More cartoons also covered paper – faces she felt that she recognised although she could not think why. Delicately, her shaking fingers traced the outlines of the face of a pretty young woman with jaw-length dark hair, a man sporting a moustache and curly hair, and another man who beneath a fashionable haircut wore an expression of pained, endearing earnestness. Both the men wore cowboy hats, the woman a large fascinator of feathers, so they fit in with the Western theme of the doodles, but to Alex they seemed jarringly out of place. It was as if they had no right to exist, even as drawings.

She gulped in air, realising belatedly that her cheeks were wet with tears she hadn't known she'd cried. How had Gene done it? How had he reached into the depths of her subconscious and dredged up these faces? Did they haunt him too? From an early age she had carried these unknown faces with her, had at times even conversed with them, until various psychologists had cured her of the habit and helped her to forget the faces almost completely.

Not wanting to look at the drawings one moment more, she stuffed the piece of paper haphazardly back amongst the pile. Then, trying to distract her mind from unpleasant thoughts, she opened and closed the desk drawers, taking things out at random without really looking at them. The radio crackled again but she barely noticed. Coming across a hardback book she paused, something about the slim tome attracting her attention. Of course – this was the book she had watched Gene remove at the scene of Eddings' murder.

There was nothing to identify it on the cover, so she opened it up. The title page proclaimed the book as being a collection of poems by John Keats. Unable to think of a reason why Gene should want such a thing, or what reason there would be for him to steal and then hide it, she flipped through the pages. There was no secret information, or coded defacing of the pages, just neat lines of poetry. The book didn't even look as if it had been read very much.

"_I'm forever blowing bubbles…_"

Alex jumped and bit back a yelp of surprise as the disembodied voice suddenly crooned out a song. For one disconcerting moment, she thought that the singing had come from the police radio, but then she looked up to find a man standing in the doorway of the office. Forrester was hovering beside him.

"Keats to see you, ma'm," he said before swiftly disappearing.

Alex hid the turmoil in her mind behind a playful smile. "I was just reading about you."

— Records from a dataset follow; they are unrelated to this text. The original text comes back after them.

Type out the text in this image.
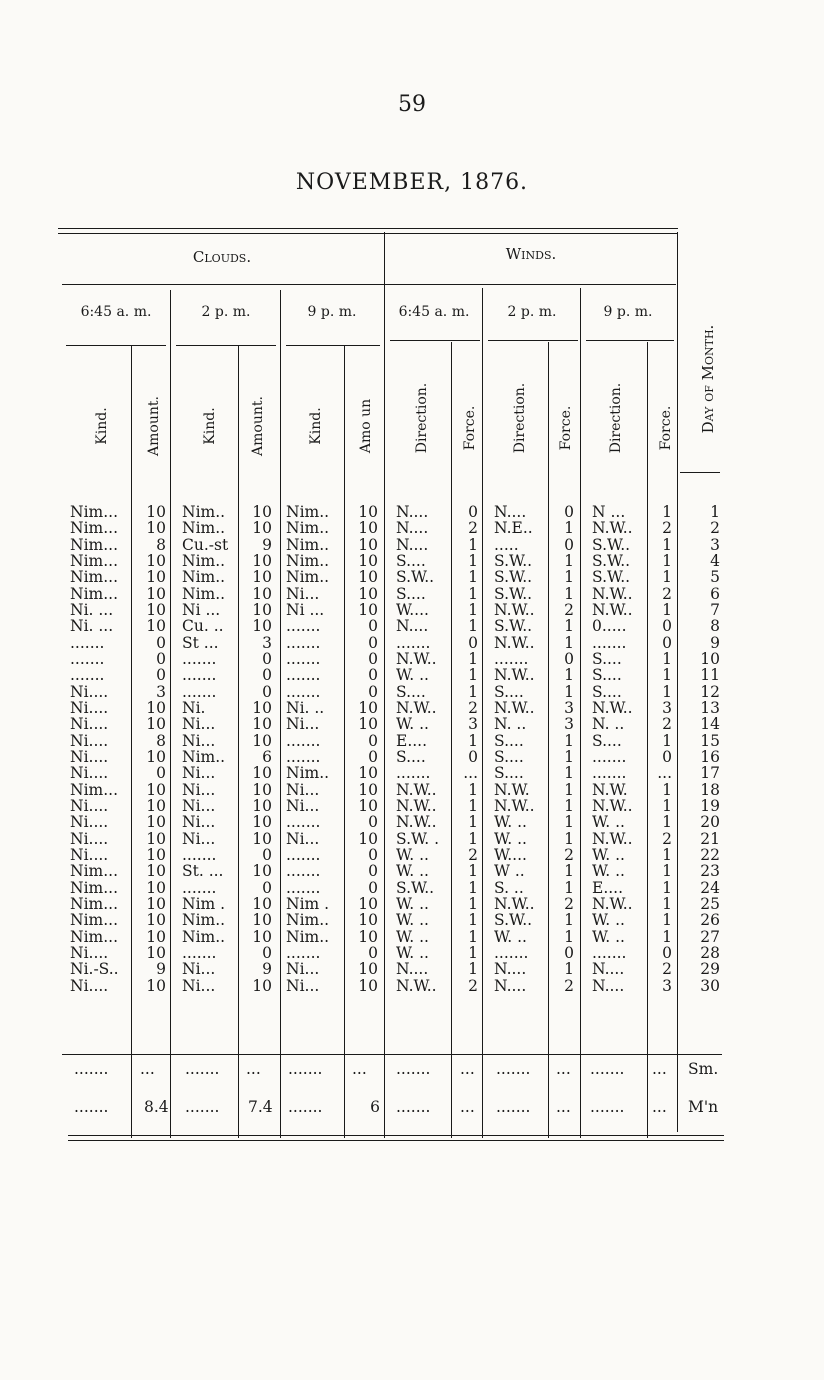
59
NOVEMBER, 1876.
Clouds.	Winds.
6:45 a. m.	2 p. m.	9 p. m.	6:45 a. m.	2 p. m.	9 p. m.
Kind.	Amount.	Kind. Amount.	Kind. Amo un	Direction. Force. Direction. Force. Direction. Force. Day of Month.
Nim...	10 Nim..	10 Nim..	10 N....	0 N....	0 N ...	1	1
Nim...	10 Nim..	10 Nim..	10 N....	2 N.E..	1 N.W..	2	2
Nim...	8 Cu.-st	9 Nim..	10 N....	1 .....	0 S.W..	1	3
Nim...	10 Nim..	10 Nim..	10 S....	1 S.W..	1 S.W..	1	4
Nim...	10 Nim..	10 Nim..	10 S.W..	1 S.W..	1 S.W..	1	5
Nim...	10 Nim..	10 Ni...	10 S....	1 S.W..	1 N.W..	2	6
Ni. ...	10 Ni ...	10 Ni ...	10 W....	1 N.W..	2 N.W..	1	7
Ni. ...	10 Cu. ..	10 .......	0 N....	1 S.W..	1 0.....	0	8
.......	0 St ...	3 .......	0 .......	0 N.W..	1 .......	0	9
.......	0 .......	0 .......	0 N.W..	1 .......	0 S....	1	10
.......	0 .......	0 .......	0 W. ..	1 N.W..	1 S....	1	11
Ni....	3 .......	0 .......	0 S....	1 S....	1 S....	1	12
Ni....	10 Ni.	10 Ni. ..	10 N.W..	2 N.W..	3 N.W..	3	13
Ni....	10 Ni...	10 Ni...	10 W. ..	3 N. ..	3 N. ..	2	14
Ni....	8 Ni...	10 .......	0 E....	1 S....	1 S....	1	15
Ni....	10 Nim..	6 .......	0 S....	0 S....	1 .......	0	16
Ni....	0 Ni...	10 Nim..	10 .......	... S....	1 .......	...	17
Nim...	10 Ni...	10 Ni...	10 N.W..	1 N.W.	1 N.W.	1	18
Ni....	10 Ni...	10 Ni...	10 N.W..	1 N.W..	1 N.W..	1	19
Ni....	10 Ni...	10 .......	0 N.W..	1 W. ..	1 W. ..	1	20
Ni....	10 Ni...	10 Ni...	10 S.W. .	1 W. ..	1 N.W..	2	21
Ni....	10 .......	0 .......	0 W. ..	2 W....	2 W. ..	1	22
Nim...	10 St. ...	10 .......	0 W. ..	1 W ..	1 W. ..	1	23
Nim...	10 .......	0 .......	0 S.W..	1 S. ..	1 E....	1	24
Nim...	10 Nim .	10 Nim .	10 W. ..	1 N.W..	2 N.W..	1	25
Nim...	10 Nim..	10 Nim..	10 W. ..	1 S.W..	1 W. ..	1	26
Nim...	10 Nim..	10 Nim..	10 W. ..	1 W. ..	1 W. ..	1	27
Ni....	10 .......	0 .......	0 W. ..	1 .......	0 .......	0	28
Ni.-S..	9 Ni...	9 Ni...	10 N....	1 N....	1 N....	2	29
Ni....	10 Ni...	10 Ni...	10 N.W..	2 N....	2 N....	3	30
.......	...	.......	...	.......	...	.......	...	.......	...	.......	...	Sm.
.......	8.4	.......	7.4 .......	6 .......	...	.......	...	.......	...	M'n
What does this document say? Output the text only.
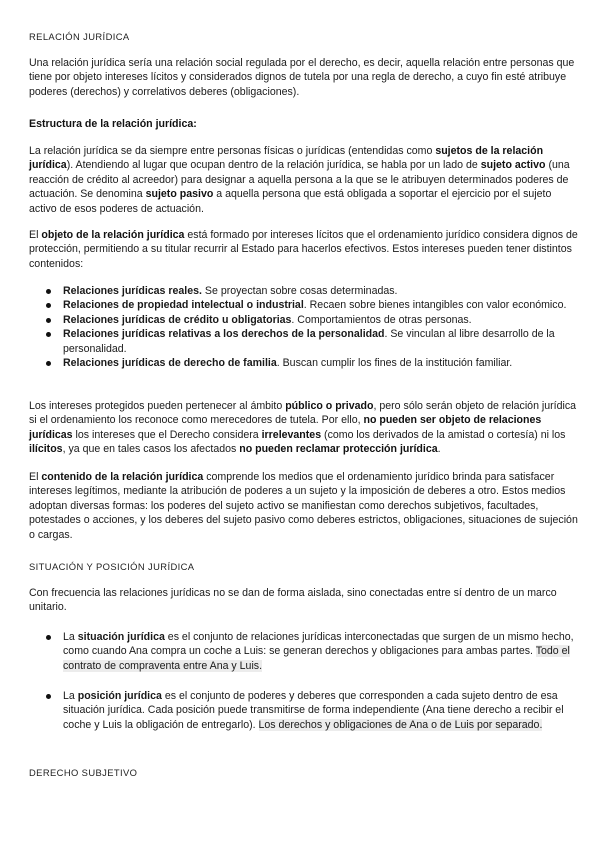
RELACIÓN JURÍDICA
Una relación jurídica sería una relación social regulada por el derecho, es decir, aquella relación entre personas que tiene por objeto intereses lícitos y considerados dignos de tutela por una regla de derecho, a cuyo fin esté atribuye poderes (derechos) y correlativos deberes (obligaciones).
Estructura de la relación jurídica:
La relación jurídica se da siempre entre personas físicas o jurídicas (entendidas como sujetos de la relación jurídica). Atendiendo al lugar que ocupan dentro de la relación jurídica, se habla por un lado de sujeto activo (una reacción de crédito al acreedor) para designar a aquella persona a la que se le atribuyen determinados poderes de actuación. Se denomina sujeto pasivo a aquella persona que está obligada a soportar el ejercicio por el sujeto activo de esos poderes de actuación.
El objeto de la relación jurídica está formado por intereses lícitos que el ordenamiento jurídico considera dignos de protección, permitiendo a su titular recurrir al Estado para hacerlos efectivos. Estos intereses pueden tener distintos contenidos:
Relaciones jurídicas reales. Se proyectan sobre cosas determinadas.
Relaciones de propiedad intelectual o industrial. Recaen sobre bienes intangibles con valor económico.
Relaciones jurídicas de crédito u obligatorias. Comportamientos de otras personas.
Relaciones jurídicas relativas a los derechos de la personalidad. Se vinculan al libre desarrollo de la personalidad.
Relaciones jurídicas de derecho de familia. Buscan cumplir los fines de la institución familiar.
Los intereses protegidos pueden pertenecer al ámbito público o privado, pero sólo serán objeto de relación jurídica si el ordenamiento los reconoce como merecedores de tutela. Por ello, no pueden ser objeto de relaciones jurídicas los intereses que el Derecho considera irrelevantes (como los derivados de la amistad o cortesía) ni los ilícitos, ya que en tales casos los afectados no pueden reclamar protección jurídica.
El contenido de la relación jurídica comprende los medios que el ordenamiento jurídico brinda para satisfacer intereses legítimos, mediante la atribución de poderes a un sujeto y la imposición de deberes a otro. Estos medios adoptan diversas formas: los poderes del sujeto activo se manifiestan como derechos subjetivos, facultades, potestades o acciones, y los deberes del sujeto pasivo como deberes estrictos, obligaciones, situaciones de sujeción o cargas.
SITUACIÓN Y POSICIÓN JURÍDICA
Con frecuencia las relaciones jurídicas no se dan de forma aislada, sino conectadas entre sí dentro de un marco unitario.
La situación jurídica es el conjunto de relaciones jurídicas interconectadas que surgen de un mismo hecho, como cuando Ana compra un coche a Luis: se generan derechos y obligaciones para ambas partes. Todo el contrato de compraventa entre Ana y Luis.
La posición jurídica es el conjunto de poderes y deberes que corresponden a cada sujeto dentro de esa situación jurídica. Cada posición puede transmitirse de forma independiente (Ana tiene derecho a recibir el coche y Luis la obligación de entregarlo). Los derechos y obligaciones de Ana o de Luis por separado.
DERECHO SUBJETIVO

He gave her a look of friendly, open bemusement. "Pardon?" His expression then changed to one of understanding as Alex showed him the book in her hand. "Ah, no, wrong Keats I'm afraid. I can't string a sentence together, let alone poetry." Laughing slightly, he held out one hand towards her. "I'm Jim. Jim Keats."

"DI Alex Drake." She accepted the proffered handshake. As Jim's eyes met hers, she felt a strange electric shiver run through her. Trying to let nothing show on her face, she took her hand back and hid it under the table so that he could wipe the feel of him off onto her trousers.

"What can I do to help you?"

Jim's face became serious. He removed his glasses and folded them into the breast pocket of his jacket, as if to symbolise that there was nothing to hide between the two of them. "You can tell me where your DI is."

"But I don't know."

The tone of his voice dropped then, became soft and caressing. "It's okay Alex; you don't have to protect him anymore."

"Protect him from what?"

"You don't know?" He searched her face, seemed taken aback and relieved at the same time by something he saw there. "You don't know, do you. Alex, Gene Hunt is wanted for the murders of Gerard Eddings and Patrick 'Bammo' Bambridge."

Alex's heart leapt into her mouth with shock, making her feel nauseous. "No! No, he didn't kill them, he couldn't have, because I know…" Abruptly, she stopped herself before she could announce that she knew who the murderer was. She lowered her eyes to the evidence in her lap, the name written on that piece of paper, and protectively clenched her fists around it.

"What? What do you know?"

"I know he can't be the murderer because I was with him… I saw him on the… on the night that Bammo was murdered." She faltered, unsure of what she was saying now for an entirely different reason. Keats remained silent, allowing her to think it slowly through in her head. Yes, she had been in the station with Gene on that night, but the Guv had been there before her. Then there had been that strange business of him acting as though he had been shot when he hadn't been – could that have been meant to distract her whilst an accomplice got away? And the note on the whiteboard, that could have been engineered to steer suspicion away from him. She looked again at the signature in her hands.

"Oh Gene…" She had spoken barely above a whisper, his name just a quiet exhalation of despair. Louder, she raised her head and asked Keats if she could see any identification. He said he was from Internal Affairs and readily handed over the supporting paperwork. It all checked out.


	8. Chapter 8

**A/N: **Sorry this chapter has taken so long, I've been really busy lately. Thank you to everyone who's been reading and reviewing this!

* * *

It was so dark that there was no discernible difference between having his eyes open or closed. Adding to the sense of dislocation this caused was the fact that he couldn't feel his arms or legs. He wondered perhaps if he was dead. It wasn't as frightening as the first time, but it was much darker.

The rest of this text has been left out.